Electomagnetic waves frequency and distance travelling relation

[aneesholv]

Hai


Can you tell how the frequency of an electromagnetic wave depends its travelling distance . Suppose two radio waves 90MHz and 80 MHz , which wave have the ability to travel more distance . Please explain the relation between frequency, energy .wavelength, power and
distance of an EM wave

Regards
Aneesh

 

[jeffrey samuel]

rayleigh's scattering law says so this holds the wave length and the amount of radiation scattered in diverse directions note it

 

[Element_115]

Hai


Can you tell how the frequency of an electromagnetic wave depends its travelling distance . Suppose two radio waves 90MHz and 80 MHz , which wave have the ability to travel more distance . Please explain the relation between frequency, energy .wavelength, power and
distance of an EM wave

Regards
Aneesh

Lower Frequencies travel better (They can bounce off the Ionosphere).
But, there is not much difference between 80 & 90 MHz.

 

[Mityan]

https://en.wikipedia.org/wiki/Friis_transmission_equation

Thats an elementary question. Very strange that you did not even take a single try to find anything on web by yourself

 

[ishailesh]

Hai


Can you tell how the frequency of an electromagnetic wave depends its travelling distance . Suppose two radio waves 90MHz and 80 MHz , which wave have the ability to travel more distance . Please explain the relation between frequency, energy .wavelength, power and
distance of an EM wave

Regards
Aneesh

Radio waves at different frequencies propagate in different ways.
In free space, all electromagnetic waves (radio, light, X-rays, etc.) obey the inverse-square law which states that the power density of an electromagnetic wave is proportional to the inverse of the square of the distance from a point source. Doubling the distance from a transmitter means that the power density of the radiated wave at that new location is reduced to one-quarter of its previous value.
The power density per surface unit is proportional to the product of the electric and magnetic field strengths. Thus, doubling the propagation path distance from the transmitter reduces each of their received field strengths over a free-space path by one-half.

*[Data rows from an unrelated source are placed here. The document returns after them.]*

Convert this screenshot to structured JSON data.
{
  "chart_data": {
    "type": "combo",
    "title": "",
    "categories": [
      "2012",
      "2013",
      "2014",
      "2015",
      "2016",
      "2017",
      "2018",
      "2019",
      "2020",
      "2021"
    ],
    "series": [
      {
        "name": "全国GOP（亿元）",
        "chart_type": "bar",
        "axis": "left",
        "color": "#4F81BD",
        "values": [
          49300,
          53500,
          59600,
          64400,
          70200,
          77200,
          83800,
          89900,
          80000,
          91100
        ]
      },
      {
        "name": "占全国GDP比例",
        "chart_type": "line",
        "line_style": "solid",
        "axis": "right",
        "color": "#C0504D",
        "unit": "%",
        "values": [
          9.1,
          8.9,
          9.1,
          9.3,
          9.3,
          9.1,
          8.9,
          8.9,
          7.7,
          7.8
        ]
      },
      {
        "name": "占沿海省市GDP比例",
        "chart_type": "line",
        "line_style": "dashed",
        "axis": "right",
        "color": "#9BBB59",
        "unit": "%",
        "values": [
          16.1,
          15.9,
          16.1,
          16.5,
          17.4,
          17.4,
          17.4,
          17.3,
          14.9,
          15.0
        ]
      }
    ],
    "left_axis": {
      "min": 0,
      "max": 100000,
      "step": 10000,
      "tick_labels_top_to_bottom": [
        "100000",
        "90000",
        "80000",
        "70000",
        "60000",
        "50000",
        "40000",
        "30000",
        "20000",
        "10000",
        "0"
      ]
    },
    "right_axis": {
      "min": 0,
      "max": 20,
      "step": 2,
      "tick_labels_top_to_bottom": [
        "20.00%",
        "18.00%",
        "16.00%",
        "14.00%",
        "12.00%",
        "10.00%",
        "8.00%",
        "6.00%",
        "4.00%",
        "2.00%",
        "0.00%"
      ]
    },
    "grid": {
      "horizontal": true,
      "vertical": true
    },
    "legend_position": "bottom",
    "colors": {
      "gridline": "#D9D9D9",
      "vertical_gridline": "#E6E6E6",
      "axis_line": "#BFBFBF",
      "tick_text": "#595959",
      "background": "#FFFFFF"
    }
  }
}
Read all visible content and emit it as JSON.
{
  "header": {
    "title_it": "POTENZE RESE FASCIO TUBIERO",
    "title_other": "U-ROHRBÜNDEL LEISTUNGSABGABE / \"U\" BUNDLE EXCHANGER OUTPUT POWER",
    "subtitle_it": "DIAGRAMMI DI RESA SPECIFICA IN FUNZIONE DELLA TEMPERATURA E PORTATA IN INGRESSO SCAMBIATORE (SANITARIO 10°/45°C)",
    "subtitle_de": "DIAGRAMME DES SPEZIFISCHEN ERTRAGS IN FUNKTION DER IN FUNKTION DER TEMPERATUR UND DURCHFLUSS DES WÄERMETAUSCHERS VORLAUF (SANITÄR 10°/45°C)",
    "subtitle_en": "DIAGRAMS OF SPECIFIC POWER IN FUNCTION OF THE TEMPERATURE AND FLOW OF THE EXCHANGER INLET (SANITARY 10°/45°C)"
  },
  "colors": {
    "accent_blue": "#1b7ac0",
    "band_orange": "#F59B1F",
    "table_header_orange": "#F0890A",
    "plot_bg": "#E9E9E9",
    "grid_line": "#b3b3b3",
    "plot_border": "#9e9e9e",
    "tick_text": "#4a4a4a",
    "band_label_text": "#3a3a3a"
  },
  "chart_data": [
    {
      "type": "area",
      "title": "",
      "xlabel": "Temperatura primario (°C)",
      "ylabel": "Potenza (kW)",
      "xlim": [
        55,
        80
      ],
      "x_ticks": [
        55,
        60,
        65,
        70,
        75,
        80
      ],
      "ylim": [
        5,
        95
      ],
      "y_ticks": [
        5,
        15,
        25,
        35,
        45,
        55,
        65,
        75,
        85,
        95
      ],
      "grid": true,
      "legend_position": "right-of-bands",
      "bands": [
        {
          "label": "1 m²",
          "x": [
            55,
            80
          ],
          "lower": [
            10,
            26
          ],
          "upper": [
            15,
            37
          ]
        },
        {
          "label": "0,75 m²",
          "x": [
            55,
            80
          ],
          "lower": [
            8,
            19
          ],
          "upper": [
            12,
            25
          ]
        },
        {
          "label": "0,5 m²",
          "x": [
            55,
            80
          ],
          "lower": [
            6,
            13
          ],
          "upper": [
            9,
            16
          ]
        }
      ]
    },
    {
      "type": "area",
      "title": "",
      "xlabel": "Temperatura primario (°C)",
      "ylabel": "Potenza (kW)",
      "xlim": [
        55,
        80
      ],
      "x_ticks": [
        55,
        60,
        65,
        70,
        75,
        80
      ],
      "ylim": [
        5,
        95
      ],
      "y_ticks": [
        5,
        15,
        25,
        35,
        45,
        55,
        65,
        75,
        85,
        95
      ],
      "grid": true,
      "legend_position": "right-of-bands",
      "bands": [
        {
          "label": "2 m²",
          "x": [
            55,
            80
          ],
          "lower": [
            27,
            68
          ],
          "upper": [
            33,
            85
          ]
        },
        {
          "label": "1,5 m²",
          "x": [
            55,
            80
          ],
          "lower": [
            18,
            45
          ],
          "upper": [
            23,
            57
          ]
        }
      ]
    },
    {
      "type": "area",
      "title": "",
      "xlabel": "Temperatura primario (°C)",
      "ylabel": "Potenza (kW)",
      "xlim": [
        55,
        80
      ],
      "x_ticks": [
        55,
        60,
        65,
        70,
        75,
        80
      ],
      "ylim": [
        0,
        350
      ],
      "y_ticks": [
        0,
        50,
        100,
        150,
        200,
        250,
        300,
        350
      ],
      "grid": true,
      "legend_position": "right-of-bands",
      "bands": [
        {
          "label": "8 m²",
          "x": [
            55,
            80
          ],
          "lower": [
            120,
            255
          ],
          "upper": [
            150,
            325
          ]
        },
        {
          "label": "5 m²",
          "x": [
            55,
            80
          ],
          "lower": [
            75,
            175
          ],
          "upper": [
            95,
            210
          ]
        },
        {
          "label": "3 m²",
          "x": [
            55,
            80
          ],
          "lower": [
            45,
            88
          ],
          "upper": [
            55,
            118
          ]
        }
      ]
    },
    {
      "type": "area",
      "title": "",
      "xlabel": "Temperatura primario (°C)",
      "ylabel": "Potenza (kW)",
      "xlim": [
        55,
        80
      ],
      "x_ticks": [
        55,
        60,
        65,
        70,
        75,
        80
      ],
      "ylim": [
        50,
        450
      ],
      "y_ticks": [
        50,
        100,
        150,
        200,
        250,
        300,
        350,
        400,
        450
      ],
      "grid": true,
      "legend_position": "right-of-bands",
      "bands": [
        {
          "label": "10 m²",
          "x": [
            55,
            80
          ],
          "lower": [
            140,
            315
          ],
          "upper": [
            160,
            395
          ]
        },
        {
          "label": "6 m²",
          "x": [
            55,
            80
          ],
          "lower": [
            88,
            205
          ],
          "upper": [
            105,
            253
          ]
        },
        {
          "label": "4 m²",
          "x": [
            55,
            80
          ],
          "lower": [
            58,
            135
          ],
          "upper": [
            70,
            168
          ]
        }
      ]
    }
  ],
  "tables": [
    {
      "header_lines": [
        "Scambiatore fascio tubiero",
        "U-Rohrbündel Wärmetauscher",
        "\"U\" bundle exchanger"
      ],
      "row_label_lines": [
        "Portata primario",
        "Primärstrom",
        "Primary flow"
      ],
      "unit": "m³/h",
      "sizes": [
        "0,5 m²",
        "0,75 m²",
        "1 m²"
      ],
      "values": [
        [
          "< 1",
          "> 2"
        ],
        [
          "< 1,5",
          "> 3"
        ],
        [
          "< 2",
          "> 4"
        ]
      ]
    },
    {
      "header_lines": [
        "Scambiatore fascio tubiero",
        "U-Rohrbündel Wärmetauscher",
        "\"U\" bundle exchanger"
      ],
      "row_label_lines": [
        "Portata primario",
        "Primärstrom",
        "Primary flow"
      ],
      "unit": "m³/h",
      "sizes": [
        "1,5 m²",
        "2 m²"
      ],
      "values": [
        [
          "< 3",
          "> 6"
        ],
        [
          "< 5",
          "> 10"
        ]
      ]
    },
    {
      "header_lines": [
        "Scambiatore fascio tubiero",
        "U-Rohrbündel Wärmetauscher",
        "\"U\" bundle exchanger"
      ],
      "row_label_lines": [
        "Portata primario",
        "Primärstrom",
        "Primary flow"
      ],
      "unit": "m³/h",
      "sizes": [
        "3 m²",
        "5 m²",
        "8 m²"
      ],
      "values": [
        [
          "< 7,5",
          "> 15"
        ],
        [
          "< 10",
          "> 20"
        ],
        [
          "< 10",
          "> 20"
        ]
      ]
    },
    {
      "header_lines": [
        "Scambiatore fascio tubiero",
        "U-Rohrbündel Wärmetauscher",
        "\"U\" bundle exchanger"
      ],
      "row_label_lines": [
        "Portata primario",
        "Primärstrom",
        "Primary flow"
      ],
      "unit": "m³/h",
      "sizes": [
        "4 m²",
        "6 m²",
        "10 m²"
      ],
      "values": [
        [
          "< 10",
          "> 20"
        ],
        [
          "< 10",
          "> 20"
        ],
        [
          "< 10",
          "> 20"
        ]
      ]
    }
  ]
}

At extra low frequencies (ELF) and very low frequencies the wavelength is very much larger than the separation between the earth's surface and the D layer of the ionosphere, so electromagnetic waves may propagate in this region as a waveguide. Indeed, for frequencies below 20 kHz, the wave propagates as a single waveguide mode with a horizontal magnetic field and vertical electric field.

Lower frequencies (between 30 and 3,000 kHz) have the property of following the curvature of the earth via groundwave propagation in the majority of occurrences.In this mode the radio wave propagates by interacting with the semi-conductive surface of the earth. The wave "clings" to the surface and thus follows the curvature of the earth.Since the ground is not a perfect electrical conductor, ground waves are attenuated rapidly as they follow the earth’s surface. Attenuation is proportional to the frequency making this mode mainly useful for LF and VLF frequencies.

Radio waves in the MF ranges may also propagate as ground waves, but suffer significant losses, or are attenuated, particularly at higher frequencies. But as the ground wave mode fades out, a new mode develops: the sky wave. Sky waves are reflections from the ionosphere. While the wave is in the ionosphere, it is strongly bent, or refracted, ultimately back to the ground. From a long distance away this appears as a reflection. Long ranges are possible in this mode also, up to hundreds of miles.

Line-of-sight is the direct propagation of radio waves.This is probably the most common of the radio propagation modes at VHF and higher frequencies.
Beyond VHF, all the propagation is line-of-sight. Communications are limited by the visual horizon.